Tuesday June 24, 2008
A flat, featureless day, with little sun and less joy. It’s always the same when I have to sack someone and even an estate agent is ‘someone’. Darn it, I liked the bloke.
Doesn’t make it any easier when the ‘sackee’ doesn’t take well to being sacked. Darn it, a professional man is supposed to behave in a dignified and professional manner.
Hey ho. I was gentle. And polite. And, throughout, firm. He is gone.
Then, dragging and screaming protest all the way, Graham took me off to Bridgwater to select a replacement agent. Being fair, he didn’t want to go either but, this once, his will was harder to set aside than mine.
We promenaded along the main drag, inspecting agency premises from the outside, trying very hard to get down to a short-list of one while, at my insistence, not ruling all the rest permanently out of court. “Just in case,” I said. “You never know what may happen.”
The young lady from the new agency will come along on July 8 to “get the ball rolling.”
We felt the need of decent coffee.
“Let’s go in Costa Coffee,” Graham said.
“Well, ok. Your coffee at home is better, though.”
“Thanks, but it’s not the same.”
So we had coffee that just didn’t taste right, wandered around the enormous, loud, garish ‘sports’ shop in search of a new t-shirt for me until I began to panic and adopted the big round eyes of a little boy who’s close to tears. I was promptly rescued.

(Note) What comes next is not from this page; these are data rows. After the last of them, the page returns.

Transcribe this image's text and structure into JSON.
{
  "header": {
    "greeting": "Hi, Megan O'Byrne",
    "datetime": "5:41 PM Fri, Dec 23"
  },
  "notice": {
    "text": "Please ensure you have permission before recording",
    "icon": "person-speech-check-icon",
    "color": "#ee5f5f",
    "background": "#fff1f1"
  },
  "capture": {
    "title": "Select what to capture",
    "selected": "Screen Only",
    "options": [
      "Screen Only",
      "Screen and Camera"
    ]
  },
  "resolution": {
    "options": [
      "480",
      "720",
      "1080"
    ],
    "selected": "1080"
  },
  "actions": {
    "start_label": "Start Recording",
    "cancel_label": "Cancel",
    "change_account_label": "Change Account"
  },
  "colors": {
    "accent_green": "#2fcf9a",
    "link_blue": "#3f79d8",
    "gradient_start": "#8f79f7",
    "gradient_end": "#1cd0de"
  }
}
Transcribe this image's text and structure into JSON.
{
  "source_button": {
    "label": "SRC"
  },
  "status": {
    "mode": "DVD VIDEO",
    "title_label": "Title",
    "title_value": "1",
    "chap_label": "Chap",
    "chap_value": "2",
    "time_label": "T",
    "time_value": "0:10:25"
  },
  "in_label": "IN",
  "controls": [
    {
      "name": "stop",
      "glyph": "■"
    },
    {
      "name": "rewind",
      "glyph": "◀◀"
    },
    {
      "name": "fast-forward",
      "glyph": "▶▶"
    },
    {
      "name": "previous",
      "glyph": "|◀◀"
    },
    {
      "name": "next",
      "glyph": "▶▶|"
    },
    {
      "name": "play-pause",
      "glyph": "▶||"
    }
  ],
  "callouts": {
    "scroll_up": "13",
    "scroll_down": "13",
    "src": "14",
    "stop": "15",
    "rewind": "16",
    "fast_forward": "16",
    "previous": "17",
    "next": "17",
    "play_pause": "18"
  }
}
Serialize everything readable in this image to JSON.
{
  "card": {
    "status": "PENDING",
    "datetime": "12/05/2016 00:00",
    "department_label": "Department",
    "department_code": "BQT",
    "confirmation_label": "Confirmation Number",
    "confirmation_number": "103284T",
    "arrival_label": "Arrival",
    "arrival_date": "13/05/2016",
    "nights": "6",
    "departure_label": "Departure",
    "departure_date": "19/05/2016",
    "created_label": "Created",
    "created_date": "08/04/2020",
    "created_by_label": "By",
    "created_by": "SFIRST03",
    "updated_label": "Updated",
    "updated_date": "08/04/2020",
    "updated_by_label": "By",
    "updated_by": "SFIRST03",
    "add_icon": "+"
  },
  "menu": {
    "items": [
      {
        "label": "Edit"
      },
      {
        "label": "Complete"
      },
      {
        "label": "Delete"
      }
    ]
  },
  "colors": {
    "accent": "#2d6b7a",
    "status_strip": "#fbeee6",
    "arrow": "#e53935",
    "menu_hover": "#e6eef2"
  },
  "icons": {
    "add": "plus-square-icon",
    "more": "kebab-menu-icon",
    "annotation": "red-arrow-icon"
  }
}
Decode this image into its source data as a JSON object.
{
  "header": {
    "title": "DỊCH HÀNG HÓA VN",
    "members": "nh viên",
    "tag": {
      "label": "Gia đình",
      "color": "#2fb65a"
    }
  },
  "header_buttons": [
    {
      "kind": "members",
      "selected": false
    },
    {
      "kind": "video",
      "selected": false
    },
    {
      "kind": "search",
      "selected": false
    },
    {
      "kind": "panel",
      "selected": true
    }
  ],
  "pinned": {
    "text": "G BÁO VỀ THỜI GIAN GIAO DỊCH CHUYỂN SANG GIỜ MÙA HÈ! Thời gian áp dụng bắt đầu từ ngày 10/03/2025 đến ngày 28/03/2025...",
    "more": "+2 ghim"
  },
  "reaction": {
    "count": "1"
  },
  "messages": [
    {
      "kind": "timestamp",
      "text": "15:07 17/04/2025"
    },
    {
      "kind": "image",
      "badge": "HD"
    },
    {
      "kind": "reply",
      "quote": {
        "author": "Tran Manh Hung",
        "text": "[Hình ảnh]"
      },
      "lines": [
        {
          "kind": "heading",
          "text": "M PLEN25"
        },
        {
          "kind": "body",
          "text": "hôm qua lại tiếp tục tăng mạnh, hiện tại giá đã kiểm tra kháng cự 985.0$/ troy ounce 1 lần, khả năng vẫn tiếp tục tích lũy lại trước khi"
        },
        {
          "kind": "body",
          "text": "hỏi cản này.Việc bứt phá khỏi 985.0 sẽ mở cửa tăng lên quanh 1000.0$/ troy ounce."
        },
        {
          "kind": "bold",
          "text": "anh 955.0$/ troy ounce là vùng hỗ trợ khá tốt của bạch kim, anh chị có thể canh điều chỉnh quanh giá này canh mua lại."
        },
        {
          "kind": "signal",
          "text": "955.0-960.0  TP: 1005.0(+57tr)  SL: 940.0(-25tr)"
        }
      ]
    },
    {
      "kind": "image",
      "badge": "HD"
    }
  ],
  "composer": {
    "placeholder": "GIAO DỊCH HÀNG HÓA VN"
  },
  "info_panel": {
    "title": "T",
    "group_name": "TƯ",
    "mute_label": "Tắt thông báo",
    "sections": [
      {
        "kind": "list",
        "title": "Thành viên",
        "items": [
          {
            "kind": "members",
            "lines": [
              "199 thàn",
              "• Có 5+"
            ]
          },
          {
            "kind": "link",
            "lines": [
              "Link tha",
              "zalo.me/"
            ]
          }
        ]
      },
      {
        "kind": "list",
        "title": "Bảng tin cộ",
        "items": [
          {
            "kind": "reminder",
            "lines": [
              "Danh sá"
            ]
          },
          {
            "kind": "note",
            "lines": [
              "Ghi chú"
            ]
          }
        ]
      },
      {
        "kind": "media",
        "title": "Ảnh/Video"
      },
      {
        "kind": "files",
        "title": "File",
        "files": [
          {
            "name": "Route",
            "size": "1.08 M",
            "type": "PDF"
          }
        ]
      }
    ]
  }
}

We drove across town to Sainsbury’s, grabbed provisions, and then home.
“Hello, Dolly,” I said as I stepped through the door. “You don’t know how lucky you are, old girl.”
She looked at me, a little puzzled but determined not to admit to it.
My lunch was a large piece of a cottage-style loaf, about an ounce and a half of best quality cheddar cheese, from Cheddar, and a small bowl of really tasty coarse-cut coleslaw.
“I suppose that a chap who has heroically faced the demons of Bridgwater estate agency wouldn’t have earned a glass of wine to go with his lunch?” I said.
“You suppose right. You may have wine at lunch time when you’re seventy-nine.”
“I shall hold you to that. You may think I’ll have forgotten it by then but I guarantee you I shall not.”
“You always did say I was good for you.”